Knitterfreie Textilien etwa brauchen nicht mehr gebügelt zu werden, ein Helfer ist also nicht mehr nötig. Entscheidend jedoch ist Suganos dritter Punkt: "Wir sollten die Robotisierung von Haushaltsgeräten nicht vergessen." Das bekannteste Beispiel ist der Roboterstaubsauger Roomba der US-Firma iRobot. Das Gerät hat sich seit seiner Markteinführung im Jahr 2002 mehrere Millionen Mal verkauft. Weniger Aufsehen erregt die Erhöhung des Intelligenzquotienten von Klimaanlagen, Waschmaschinen und Badewannen. Über Wärme- und Bewegungssensoren können Klimaanlagen Menschen orten, lenken ihren Luftstrom dorthin und reinigen sich auch selbst. Waschmaschinen erkennen – ebenfalls dank eingebauter Sensoren – das Gewicht der Wäsche. Bei schweren Kleidungsstücken rotiert die Trommel schneller, bei leichter langsamer, damit die Wäschestücke in der für die Waschkraft förderlichsten Flugbahn aufschlagen. Badewannen lassen seit Jahren selbsttätig das Wasser ein, sagen Bescheid, wenn das Bad gerichtet ist, und halten dann automatisch die frei wählbare Wassertemperatur.

Die Fernbedienung funktionierte jahrelang nur im eigenen Haus, zum Beispiel von einem Terminal in der Küche. Inzwischen geht auch diese Funktion ins Internet. Besonders das Handy entwickelt sich dabei zur universellen Fernbedienung des Hauses. Der Handynetzgigant NTT Docomo wirbt schon Firmenkunden für einen Dienst, der die Steuerung von Haushaltsgeräten, Fernsehern und Videorekordern, von Türschlössern und anderen Geräten in einem Handymenü bündelt. Im nächsten Schritt werden die Haushaltsgeräte über einen Homeserver nicht nur mit dem Internet, sondern auch untereinander Daten austauschen.

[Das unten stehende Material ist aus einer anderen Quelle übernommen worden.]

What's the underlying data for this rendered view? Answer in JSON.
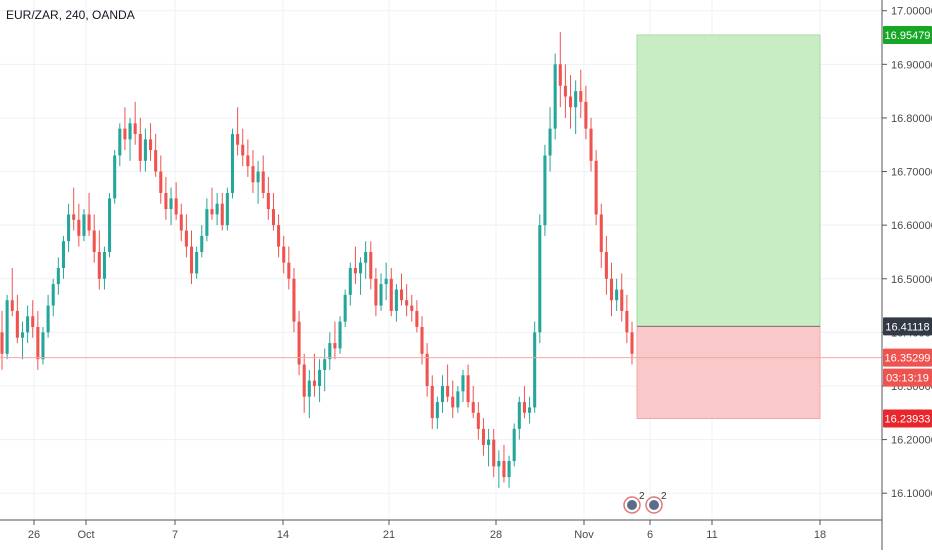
{
  "title": "EUR/ZAR, 240, OANDA",
  "colors": {
    "up": "#26a69a",
    "down": "#ef5350",
    "grid": "#eef0f3",
    "axis_text": "#4a4a4a",
    "current_price_line": "#f4a6a6",
    "target_zone": "#c8ecc4",
    "stop_zone": "#f9c9c9",
    "target_badge": "#18a627",
    "stop_badge": "#e8262c",
    "entry_badge": "#333a45",
    "price_badge": "#ef5350"
  },
  "chart_data": {
    "type": "candlestick",
    "title": "EUR/ZAR, 240, OANDA",
    "y_axis": {
      "min": 16.05,
      "max": 17.02,
      "ticks": [
        "17.00000",
        "16.90000",
        "16.80000",
        "16.70000",
        "16.60000",
        "16.50000",
        "16.40000",
        "16.30000",
        "16.20000",
        "16.10000"
      ]
    },
    "x_axis": {
      "ticks": [
        "26",
        "Oct",
        "7",
        "14",
        "21",
        "28",
        "Nov",
        "6",
        "11",
        "18"
      ]
    },
    "current_price": "16.35299",
    "countdown": "03:13:19",
    "position": {
      "entry": "16.41118",
      "target": "16.95479",
      "stop": "16.23933"
    },
    "event_markers": [
      "2",
      "2"
    ],
    "candles": [
      [
        16.4,
        16.44,
        16.33,
        16.36
      ],
      [
        16.36,
        16.47,
        16.35,
        16.46
      ],
      [
        16.46,
        16.52,
        16.43,
        16.44
      ],
      [
        16.44,
        16.47,
        16.38,
        16.39
      ],
      [
        16.39,
        16.42,
        16.35,
        16.4
      ],
      [
        16.4,
        16.45,
        16.38,
        16.43
      ],
      [
        16.43,
        16.46,
        16.39,
        16.41
      ],
      [
        16.41,
        16.44,
        16.33,
        16.35
      ],
      [
        16.35,
        16.41,
        16.34,
        16.4
      ],
      [
        16.4,
        16.47,
        16.39,
        16.45
      ],
      [
        16.45,
        16.5,
        16.43,
        16.49
      ],
      [
        16.49,
        16.54,
        16.47,
        16.52
      ],
      [
        16.52,
        16.58,
        16.5,
        16.57
      ],
      [
        16.57,
        16.64,
        16.55,
        16.62
      ],
      [
        16.62,
        16.67,
        16.59,
        16.61
      ],
      [
        16.61,
        16.64,
        16.56,
        16.58
      ],
      [
        16.58,
        16.63,
        16.57,
        16.62
      ],
      [
        16.62,
        16.66,
        16.58,
        16.59
      ],
      [
        16.59,
        16.62,
        16.53,
        16.55
      ],
      [
        16.55,
        16.59,
        16.48,
        16.5
      ],
      [
        16.5,
        16.56,
        16.48,
        16.55
      ],
      [
        16.55,
        16.66,
        16.54,
        16.65
      ],
      [
        16.65,
        16.74,
        16.64,
        16.73
      ],
      [
        16.73,
        16.79,
        16.71,
        16.78
      ],
      [
        16.78,
        16.82,
        16.74,
        16.76
      ],
      [
        16.76,
        16.8,
        16.72,
        16.79
      ],
      [
        16.79,
        16.83,
        16.75,
        16.77
      ],
      [
        16.77,
        16.8,
        16.7,
        16.72
      ],
      [
        16.72,
        16.78,
        16.7,
        16.76
      ],
      [
        16.76,
        16.79,
        16.72,
        16.74
      ],
      [
        16.74,
        16.77,
        16.69,
        16.7
      ],
      [
        16.7,
        16.73,
        16.64,
        16.66
      ],
      [
        16.66,
        16.69,
        16.61,
        16.63
      ],
      [
        16.63,
        16.67,
        16.6,
        16.65
      ],
      [
        16.65,
        16.68,
        16.61,
        16.62
      ],
      [
        16.62,
        16.64,
        16.57,
        16.59
      ],
      [
        16.59,
        16.62,
        16.54,
        16.56
      ],
      [
        16.56,
        16.59,
        16.49,
        16.51
      ],
      [
        16.51,
        16.56,
        16.5,
        16.55
      ],
      [
        16.55,
        16.6,
        16.54,
        16.58
      ],
      [
        16.58,
        16.65,
        16.57,
        16.63
      ],
      [
        16.63,
        16.67,
        16.61,
        16.62
      ],
      [
        16.62,
        16.66,
        16.6,
        16.64
      ],
      [
        16.64,
        16.66,
        16.59,
        16.6
      ],
      [
        16.6,
        16.67,
        16.59,
        16.66
      ],
      [
        16.66,
        16.78,
        16.65,
        16.77
      ],
      [
        16.77,
        16.82,
        16.73,
        16.75
      ],
      [
        16.75,
        16.78,
        16.71,
        16.73
      ],
      [
        16.73,
        16.76,
        16.69,
        16.71
      ],
      [
        16.71,
        16.74,
        16.66,
        16.68
      ],
      [
        16.68,
        16.72,
        16.64,
        16.7
      ],
      [
        16.7,
        16.73,
        16.65,
        16.66
      ],
      [
        16.66,
        16.69,
        16.61,
        16.63
      ],
      [
        16.63,
        16.66,
        16.59,
        16.6
      ],
      [
        16.6,
        16.62,
        16.54,
        16.56
      ],
      [
        16.56,
        16.58,
        16.51,
        16.53
      ],
      [
        16.53,
        16.56,
        16.48,
        16.5
      ],
      [
        16.5,
        16.52,
        16.4,
        16.42
      ],
      [
        16.42,
        16.44,
        16.32,
        16.34
      ],
      [
        16.34,
        16.36,
        16.25,
        16.28
      ],
      [
        16.28,
        16.33,
        16.24,
        16.31
      ],
      [
        16.31,
        16.36,
        16.28,
        16.3
      ],
      [
        16.3,
        16.35,
        16.27,
        16.33
      ],
      [
        16.33,
        16.37,
        16.29,
        16.35
      ],
      [
        16.35,
        16.4,
        16.33,
        16.38
      ],
      [
        16.38,
        16.42,
        16.35,
        16.37
      ],
      [
        16.37,
        16.43,
        16.36,
        16.42
      ],
      [
        16.42,
        16.48,
        16.41,
        16.47
      ],
      [
        16.47,
        16.53,
        16.45,
        16.52
      ],
      [
        16.52,
        16.56,
        16.49,
        16.51
      ],
      [
        16.51,
        16.54,
        16.47,
        16.53
      ],
      [
        16.53,
        16.57,
        16.5,
        16.55
      ],
      [
        16.55,
        16.57,
        16.48,
        16.5
      ],
      [
        16.5,
        16.52,
        16.43,
        16.45
      ],
      [
        16.45,
        16.51,
        16.44,
        16.49
      ],
      [
        16.49,
        16.53,
        16.46,
        16.5
      ],
      [
        16.5,
        16.52,
        16.43,
        16.44
      ],
      [
        16.44,
        16.49,
        16.42,
        16.48
      ],
      [
        16.48,
        16.51,
        16.45,
        16.46
      ],
      [
        16.46,
        16.49,
        16.43,
        16.45
      ],
      [
        16.45,
        16.47,
        16.42,
        16.44
      ],
      [
        16.44,
        16.46,
        16.4,
        16.41
      ],
      [
        16.41,
        16.43,
        16.34,
        16.36
      ],
      [
        16.36,
        16.38,
        16.28,
        16.3
      ],
      [
        16.3,
        16.32,
        16.22,
        16.24
      ],
      [
        16.24,
        16.28,
        16.22,
        16.27
      ],
      [
        16.27,
        16.32,
        16.25,
        16.3
      ],
      [
        16.3,
        16.34,
        16.27,
        16.28
      ],
      [
        16.28,
        16.31,
        16.24,
        16.26
      ],
      [
        16.26,
        16.3,
        16.25,
        16.29
      ],
      [
        16.29,
        16.33,
        16.27,
        16.32
      ],
      [
        16.32,
        16.34,
        16.26,
        16.27
      ],
      [
        16.27,
        16.3,
        16.24,
        16.25
      ],
      [
        16.25,
        16.27,
        16.2,
        16.22
      ],
      [
        16.22,
        16.24,
        16.17,
        16.19
      ],
      [
        16.19,
        16.22,
        16.15,
        16.2
      ],
      [
        16.2,
        16.22,
        16.13,
        16.15
      ],
      [
        16.15,
        16.18,
        16.11,
        16.16
      ],
      [
        16.16,
        16.19,
        16.12,
        16.13
      ],
      [
        16.13,
        16.17,
        16.11,
        16.16
      ],
      [
        16.16,
        16.23,
        16.15,
        16.22
      ],
      [
        16.22,
        16.28,
        16.2,
        16.27
      ],
      [
        16.27,
        16.3,
        16.24,
        16.25
      ],
      [
        16.25,
        16.28,
        16.23,
        16.26
      ],
      [
        16.26,
        16.42,
        16.25,
        16.4
      ],
      [
        16.4,
        16.62,
        16.38,
        16.6
      ],
      [
        16.6,
        16.75,
        16.58,
        16.73
      ],
      [
        16.73,
        16.82,
        16.7,
        16.78
      ],
      [
        16.78,
        16.92,
        16.76,
        16.9
      ],
      [
        16.9,
        16.96,
        16.82,
        16.86
      ],
      [
        16.86,
        16.9,
        16.8,
        16.84
      ],
      [
        16.84,
        16.88,
        16.78,
        16.82
      ],
      [
        16.82,
        16.87,
        16.77,
        16.85
      ],
      [
        16.85,
        16.89,
        16.8,
        16.83
      ],
      [
        16.83,
        16.86,
        16.76,
        16.78
      ],
      [
        16.78,
        16.8,
        16.7,
        16.72
      ],
      [
        16.72,
        16.74,
        16.6,
        16.62
      ],
      [
        16.62,
        16.64,
        16.52,
        16.55
      ],
      [
        16.55,
        16.58,
        16.47,
        16.5
      ],
      [
        16.5,
        16.53,
        16.43,
        16.46
      ],
      [
        16.46,
        16.5,
        16.44,
        16.48
      ],
      [
        16.48,
        16.51,
        16.42,
        16.44
      ],
      [
        16.44,
        16.47,
        16.38,
        16.4
      ],
      [
        16.4,
        16.42,
        16.34,
        16.36
      ]
    ]
  }
}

Gegen diesen Trend wird sich kein Haushaltsgerät lange dumm stellen können. In Deutschland entwickelt die TU München einen rollenden Kaffeeroboter, der sich die Vorlieben von zig Personen merkt. Wissenschaftler der Universität Tokio haben mit Panasonics Unterstützung einen Roboterarm erdacht, der Geschirrspüler belädt. Der Greifer identifiziert das Geschirr mit einer Kamera selbstständig und soll dank 18 Sensoren sogar feinstes Porzellan bruchfrei in der Maschine verstauen können.

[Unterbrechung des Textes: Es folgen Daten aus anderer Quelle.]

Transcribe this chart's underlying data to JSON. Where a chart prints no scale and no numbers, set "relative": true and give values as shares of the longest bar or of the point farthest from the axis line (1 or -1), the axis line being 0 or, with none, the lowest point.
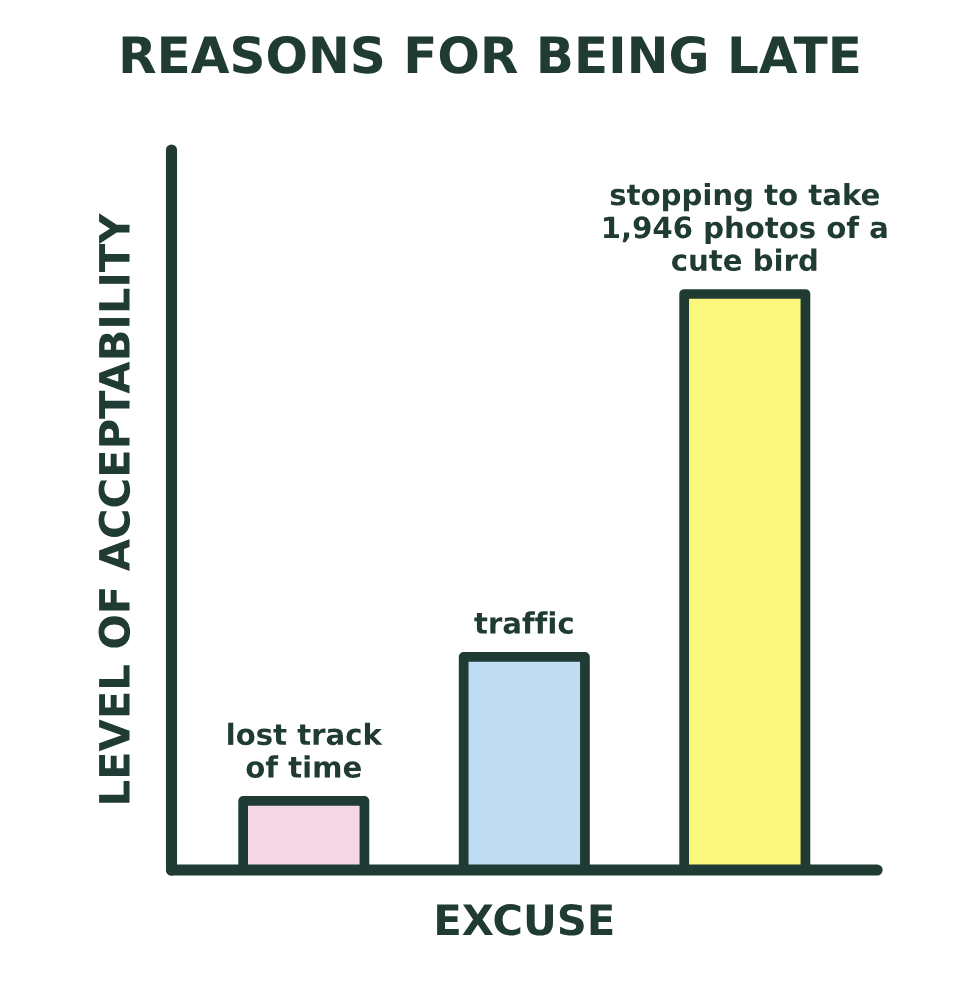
{
  "chart_data": {
    "type": "bar",
    "title": "REASONS FOR BEING LATE",
    "xlabel": "EXCUSE",
    "ylabel": "LEVEL OF ACCEPTABILITY",
    "categories": [
      "lost track\nof time",
      "traffic",
      "stopping to take\n1,946 photos of a\ncute bird"
    ],
    "values": [
      0.12,
      0.37,
      1
    ],
    "colors": [
      "#f4d8e6",
      "#bfdcf2",
      "#fbf77c"
    ],
    "relative": true
  }
}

Für Alleskönner vom Schlage des Twendy-One werden zunächst nur staatliche und private Großeinrichtungen die derzeit noch extrem hohen Preise bezahlen können. Eventuell aber klopfen die Roboterhelfer über den Umweg des Pflegewesens an die Wohnungstüren, prognostiziert Professor Sankai. Einen Vorläufer hat er schon erfunden: den Roboteranzug Hal, mit dessen Hilfe bewegungseingeschränkte Menschen wieder aufstehen und länger ihre Unabhängigkeit genießen können. (bsc)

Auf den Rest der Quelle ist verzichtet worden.